EQUITABLE LIFE MEMBERS

Letter of the Week


Dear Mr Thomson,

 

I have received a reply to my letter to you dated 23rd November acknowledging my formal complaint and pointing out that the part of my annuity made up of final bonus is not guaranteed.  This reduces the value of my annuity by such a large amount that I must take every possible action to obtain compensation.  If the Society becomes insolvent my annuity will have negligible value as the “guaranteed” part of it is only 64% of the 2002 payment and the “guarantee” is only that the remainder will decrease at 6.5% p.a.   On top of this I, unlike ordinary with-profits policyholders, cannot leave.  This situation is intolerable.

 

My case rests on two facts: Firstly, highly misleading sales methods and secondly, deliberate manipulation of bonus rates by the then directors to my disadvantage while the annuity was in operation.

 

When I transferred funds to you in 1988 I intended to buy a fixed rate annuity, as at that time you were offering one of the best rates on the market.  Your representative Roger Craig from your Leeds office persuaded me to change to a WPA.  He recommended it very highly and used illustrations showing the WPA fund outperforming a fixed annuity by a factor of well over two.  He made light of the risks and concentrated on the probable gains.  In fact he did not point out any risks at all.

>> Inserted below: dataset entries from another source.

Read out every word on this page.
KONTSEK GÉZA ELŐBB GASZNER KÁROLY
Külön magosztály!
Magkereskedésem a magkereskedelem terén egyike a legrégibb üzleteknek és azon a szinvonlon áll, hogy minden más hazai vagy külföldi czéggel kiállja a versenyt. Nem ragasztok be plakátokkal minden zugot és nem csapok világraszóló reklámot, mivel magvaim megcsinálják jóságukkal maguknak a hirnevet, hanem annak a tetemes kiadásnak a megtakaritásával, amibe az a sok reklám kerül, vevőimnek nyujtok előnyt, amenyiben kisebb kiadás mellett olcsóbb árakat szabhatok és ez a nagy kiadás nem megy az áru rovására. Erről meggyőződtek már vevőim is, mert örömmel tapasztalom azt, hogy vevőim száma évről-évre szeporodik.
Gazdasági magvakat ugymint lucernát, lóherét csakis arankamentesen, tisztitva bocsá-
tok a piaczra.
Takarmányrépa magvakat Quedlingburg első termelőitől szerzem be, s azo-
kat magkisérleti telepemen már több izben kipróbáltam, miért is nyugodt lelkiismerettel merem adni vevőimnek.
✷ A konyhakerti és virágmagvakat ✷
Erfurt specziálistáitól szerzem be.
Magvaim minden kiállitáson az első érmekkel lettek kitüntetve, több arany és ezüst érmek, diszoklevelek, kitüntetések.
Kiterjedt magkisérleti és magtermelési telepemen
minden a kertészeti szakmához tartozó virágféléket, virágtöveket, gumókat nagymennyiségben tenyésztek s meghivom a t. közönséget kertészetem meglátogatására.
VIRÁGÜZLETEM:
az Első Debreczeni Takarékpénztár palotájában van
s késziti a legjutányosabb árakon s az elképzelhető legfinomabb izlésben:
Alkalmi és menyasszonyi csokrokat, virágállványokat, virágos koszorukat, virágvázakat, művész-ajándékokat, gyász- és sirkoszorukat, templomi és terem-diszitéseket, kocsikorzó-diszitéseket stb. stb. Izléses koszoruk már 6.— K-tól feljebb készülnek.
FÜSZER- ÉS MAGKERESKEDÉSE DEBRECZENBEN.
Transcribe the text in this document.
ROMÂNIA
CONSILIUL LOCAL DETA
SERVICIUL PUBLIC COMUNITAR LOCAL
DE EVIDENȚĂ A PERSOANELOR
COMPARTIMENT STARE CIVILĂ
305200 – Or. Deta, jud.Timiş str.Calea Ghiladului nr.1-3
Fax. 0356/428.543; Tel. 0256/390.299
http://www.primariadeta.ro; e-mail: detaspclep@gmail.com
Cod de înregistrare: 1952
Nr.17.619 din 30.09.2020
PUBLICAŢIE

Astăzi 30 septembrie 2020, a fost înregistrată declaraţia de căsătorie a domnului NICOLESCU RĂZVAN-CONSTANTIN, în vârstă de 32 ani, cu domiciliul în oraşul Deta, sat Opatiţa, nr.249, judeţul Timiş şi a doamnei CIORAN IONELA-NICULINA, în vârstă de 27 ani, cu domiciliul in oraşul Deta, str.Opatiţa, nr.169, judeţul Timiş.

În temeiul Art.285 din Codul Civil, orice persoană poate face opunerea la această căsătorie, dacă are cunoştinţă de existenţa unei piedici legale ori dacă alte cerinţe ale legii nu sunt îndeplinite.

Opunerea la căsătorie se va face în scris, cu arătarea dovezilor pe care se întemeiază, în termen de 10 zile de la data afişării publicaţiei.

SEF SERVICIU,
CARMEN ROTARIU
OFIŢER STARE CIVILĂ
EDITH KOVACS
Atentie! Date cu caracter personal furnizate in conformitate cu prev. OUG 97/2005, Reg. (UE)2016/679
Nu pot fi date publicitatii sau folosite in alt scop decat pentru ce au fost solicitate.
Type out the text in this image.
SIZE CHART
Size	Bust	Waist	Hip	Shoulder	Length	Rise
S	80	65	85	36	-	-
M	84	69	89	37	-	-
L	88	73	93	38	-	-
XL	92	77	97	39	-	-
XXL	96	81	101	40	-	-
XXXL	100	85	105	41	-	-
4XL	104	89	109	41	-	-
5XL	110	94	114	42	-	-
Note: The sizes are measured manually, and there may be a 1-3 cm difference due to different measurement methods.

I have all the documents presented to me before I accepted my WPAs.  Nowhere in them is it made clear how important the final bonus would become, in fact I was under the impression that the whole of the return of the with profits fund would be applied each year to increase my annuity.  How otherwise could it hope to prosper with an annual reduction of over ten percent built in?

 

At no time was I told that the ratio of annual bonus to final bonus was completely at the discretion of the Directors nor was it made clear how the final bonus was to be treated as part of each annuity payment (How is it treated?  Is it removed at the end of each year?).  The proportion of my annuity made up of final bonus has increased steadily over the years.  I suspect that the directors have done this deliberately in order to decrease their liabilities to me.  Furthermore I believe that my annuity payments would have been substantially higher if the ratio of annual to final bonuses had not been deliberately moved in favour of final bonuses.  This feature of my annuity requires very complete explanation as it looks like deliberate manipulation by the then directors both to decrease my annuity and my guaranteed fund.  All of this was done without any explanation at the time or prior warning that it could happen.

 

At no time was I warned how serious would be the loss of the guarantees built in to a fixed annuity.  Instead of a fixed annuity based on funds invested in appropriate gilts, I was persuaded to join a fund not merely wide open to the vagaries of equities but also to the whim of the directors in their choice of bonuses.

 

One must ask why the Society was so anxious to sell WPAs as opposed to fixed annuities, when if the prospectus was correct, they would be paying out far more.  Was it because the Society preferred to gamble with the funds invested rather than to place them safely in gilts and draw only a small fee while the capital disappeared during the life of the annuitant?  Was it because the Society could gamble with the annuitant’s funds knowing they had safely transferred the risk of loss to the annuitant?  That there was some compelling incentive for the Society to sell WPAs is not in doubt as the customers were subjected to a very clever and subtle sales technique.

 

I have no doubt that the WPAs can prove a very serious case of miss selling compounded by manipulation of bonuses which come close to fraud.  We will pursue our claim through the appropriate channels and take advice on taking legal action as a group.

 

I would personally be willing to compromise in order to save further damage to the Society and the other members.  I am willing to accept a transfer to a fixed guaranteed annuity at the rate available when my WPAs were taken out and as soon as this is agreed return the amount by which my WPAs payments have exceeded the relevant fixed annuity.  The amount returned to the Society to be spread over four years.  This proposal should achieve, at least in the short term, the same result as the cuts called for in WPAs and give the WPAs a fixed value at last.  Only action such as this can release the WPAs from their most distressing situation of being chained in the bilges of a sinking ship.

 

Yours sincerely,

 

 

T W R Davies.    

  

P.S.  In addition to answers to my complaints above we should be told far more about the state of the with profits fund.  We need to know:

  1. The total value of the fund on a daily basis.

  2. The details of the investments making up the fund.

  3. The performance of the fund over the last few years, separating out withdrawals and new investors.

  4. The known liabilities for miss selling etc. to ex policyholders.

  5. The total number of policyholders in each class.

  6. The total value of each class valued as  at 19th July 2000.  Valuing WPAs at the sum required to buy a fixed rate pension now equal to one they could have chosen, and fixed annuitants at the current open market price of their annuities.

  7. Are the fixed rate annuitants paid out of a separate gilt fund or the with profits fund? 

This information, which must be in your possession, could be published on your web site at little cost.